With that being said Auto idle is useful on construction sites where loads are intermittent but not for home backup. The frequency output of a alternator style generator (not inverter) is 100% percent dependent on engine speed. A two pole alternator at 3600rpm is 60hz. 60hz isn’t optional, it needs to be at or close in order to power sensitive electronics which our homes are full of. Voltage can vary between 115-125/230-250 and have little effect on functionality.

My suggestion, is to keep some type of load on the generator at all times.

Are you sure there is no way to turn auto idle off?!


----------



## Melson (Dec 8, 2019)

iowagold said:


> hey TL ref "Now @ IowaGold, How do you sync four generators to match frequency?
> https://hondagenerator.groups.io


In theory the basic principle to parallel multiple and varied sources at zero crossing is applicable to small or large. 
In practice there are electrical and mechanical considerations, such as which device or devices shall lead, which shall lag, cross current compensation ... and several more issues to be solved that are above my pay grade.

Maybe you're right. Maybe four is too many <grin> and sure is fun to think about.


----------



## wml52 (Feb 21, 2014)

For whatever reason Westinghouse chose not to provide the option of turning this feature off. My guess is that it has to do with supporting their claims of 16 hours run time @ 25% load and 11 hours @ 50% load.


----------



## drmerdp (Apr 10, 2018)

Homedepots website for the westing house Wgen12000.

“ Smart Idle automatically lowers idle speed with no load to enhance fuel efficiency and extend run times “

You’ll rarely have no load. Easy enough to keep a couple lights on.

I must say this smells of EPA/ CARB emission compliance.


----------



## iowagold (Jan 22, 2020)

lol thinking of simpsons!! eeeeepaaaa!!
yea that could be just it!!
epa!!
hummm are there any parts blow ups on the large Westinghouse gen yet?

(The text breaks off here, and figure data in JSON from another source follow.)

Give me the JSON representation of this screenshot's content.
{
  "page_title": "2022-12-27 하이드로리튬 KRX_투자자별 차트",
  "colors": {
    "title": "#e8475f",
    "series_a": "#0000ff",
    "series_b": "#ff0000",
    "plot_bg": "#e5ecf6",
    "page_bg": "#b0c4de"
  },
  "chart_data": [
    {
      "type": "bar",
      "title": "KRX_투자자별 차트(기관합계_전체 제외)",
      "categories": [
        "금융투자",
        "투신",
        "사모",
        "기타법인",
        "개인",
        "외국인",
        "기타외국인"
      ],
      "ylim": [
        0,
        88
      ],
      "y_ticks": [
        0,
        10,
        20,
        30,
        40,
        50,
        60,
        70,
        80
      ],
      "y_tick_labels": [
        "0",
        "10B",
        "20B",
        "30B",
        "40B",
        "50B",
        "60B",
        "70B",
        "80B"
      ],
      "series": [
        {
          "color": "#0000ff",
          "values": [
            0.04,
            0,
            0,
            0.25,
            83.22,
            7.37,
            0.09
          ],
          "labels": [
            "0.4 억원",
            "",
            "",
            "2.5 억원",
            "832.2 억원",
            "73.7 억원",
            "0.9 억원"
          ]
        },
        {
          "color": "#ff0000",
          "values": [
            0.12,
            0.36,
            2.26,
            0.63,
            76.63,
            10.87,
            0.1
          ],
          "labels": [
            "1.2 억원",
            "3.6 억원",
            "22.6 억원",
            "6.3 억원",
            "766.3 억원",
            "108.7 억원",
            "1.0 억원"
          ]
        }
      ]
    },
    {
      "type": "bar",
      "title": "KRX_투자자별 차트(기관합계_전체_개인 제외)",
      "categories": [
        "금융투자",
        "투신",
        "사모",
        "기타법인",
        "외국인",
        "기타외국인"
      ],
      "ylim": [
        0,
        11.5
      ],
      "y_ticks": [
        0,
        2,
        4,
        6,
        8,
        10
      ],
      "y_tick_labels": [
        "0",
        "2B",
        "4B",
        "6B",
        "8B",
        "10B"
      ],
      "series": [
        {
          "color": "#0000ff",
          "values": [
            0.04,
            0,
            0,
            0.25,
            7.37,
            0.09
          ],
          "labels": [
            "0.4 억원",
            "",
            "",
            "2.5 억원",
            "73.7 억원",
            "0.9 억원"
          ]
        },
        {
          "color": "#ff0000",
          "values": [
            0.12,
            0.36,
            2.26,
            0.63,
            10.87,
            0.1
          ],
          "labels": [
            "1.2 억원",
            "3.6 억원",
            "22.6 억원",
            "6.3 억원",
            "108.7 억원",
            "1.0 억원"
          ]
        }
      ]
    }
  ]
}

there might be an low speed idle screw!!
set the low idle up a bit!!
that helps the recovery from in rush!!
all it takes is a couple of hundred rpm..
so if idle is 2500 take it to 2700rpm and let the servo take it from there!

the servos on the Hondas are spring loaded..
so setting them up does not hurt the servo!!


----------



## RedOctobyr (Aug 8, 2018)

I think modifying the generator or governor is something of a heavy-handed solution. Not to mention being more permanent. 

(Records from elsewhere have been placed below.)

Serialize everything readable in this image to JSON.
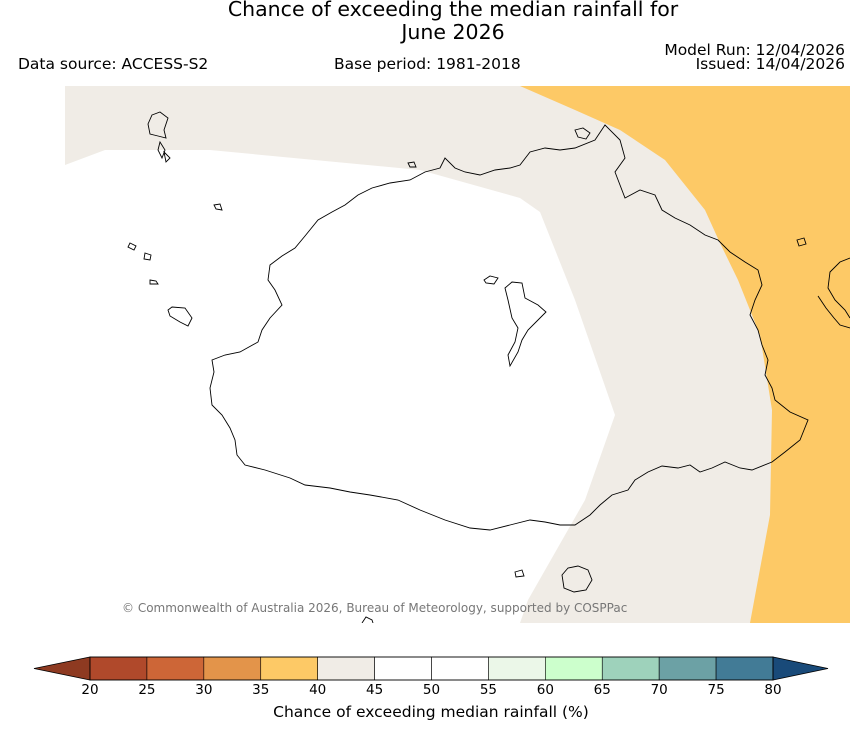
{
  "title": {
    "line1": "Chance of exceeding the median rainfall for",
    "line2": "June 2026"
  },
  "meta": {
    "data_source": "Data source: ACCESS-S2",
    "base_period": "Base period: 1981-2018",
    "model_run": "Model Run: 12/04/2026",
    "issued": "Issued: 14/04/2026"
  },
  "copyright": "© Commonwealth of Australia 2026, Bureau of Meteorology, supported by COSPPac",
  "colorbar": {
    "title": "Chance of exceeding median rainfall (%)",
    "ticks": [
      "20",
      "25",
      "30",
      "35",
      "40",
      "45",
      "50",
      "55",
      "60",
      "65",
      "70",
      "75",
      "80"
    ],
    "under_color": "#8e3a21",
    "over_color": "#194a79",
    "bin_colors": [
      "#b0492b",
      "#cd6637",
      "#e3944a",
      "#fdc966",
      "#f0ece6",
      "#ffffff",
      "#ffffff",
      "#ebf7e8",
      "#ccffcc",
      "#9ed2bb",
      "#6ca1a5",
      "#427b96"
    ]
  },
  "map_colors": {
    "band_40_45": "#f0ece6",
    "band_45_55": "#ffffff",
    "band_35_40": "#fdc966",
    "coastline": "#000000"
  }
}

If this truly is an issue, I'd do as was mentioned, and connect a small load that's big enough to take it out of idle. A 25W light bulb may be enough, it depends on how sensitive the generator is. Maybe you need 75w, etc, to make it speed up. But it's cheap, easy, doesn't impact warranty, and is minimal wasted fuel for a generator this big (keeping it running probably uses quite a bit more than the extra to run a needless 75W).

But I doubt this would really be an ongoing issue. For home backup, you'll almost always have *some* small loads running (it's not a construction site running just a circular saw). Your cable boxes, router, a light somewhere, small loads from the devices that are "off". 

I'll bet it will stay out of idle mode, once connected to the house loads. If you want to speed it up before connecting house loads (a good idea, IMO), plug in a light or something to the generator to bring it out of idle, then start turning on breakers one at a time. Then turn the light off, and let it run. 

My generator had a switch for idle. I brought it up to speed before connecting house loads. An incandescent light doesn't care about getting 40Hz for a second or two, but other things might.


----------



## iowagold (Jan 22, 2020)

I would still like to see one of the Westinghouse gens with a meter and loads on it before purchase...

yup I agree a pre load would be cool.. maybe 240 volt??? or one on each leg...

a hard generator cut in with an ats without load shed or load delays all at once is back to the big in rush issues...
I guess this is why I have manual on my system...
and the load center is on the main level easy to get to and watch the gen and box current.

I have everything balanced for L1 and L2.
that way it is an even load.


----------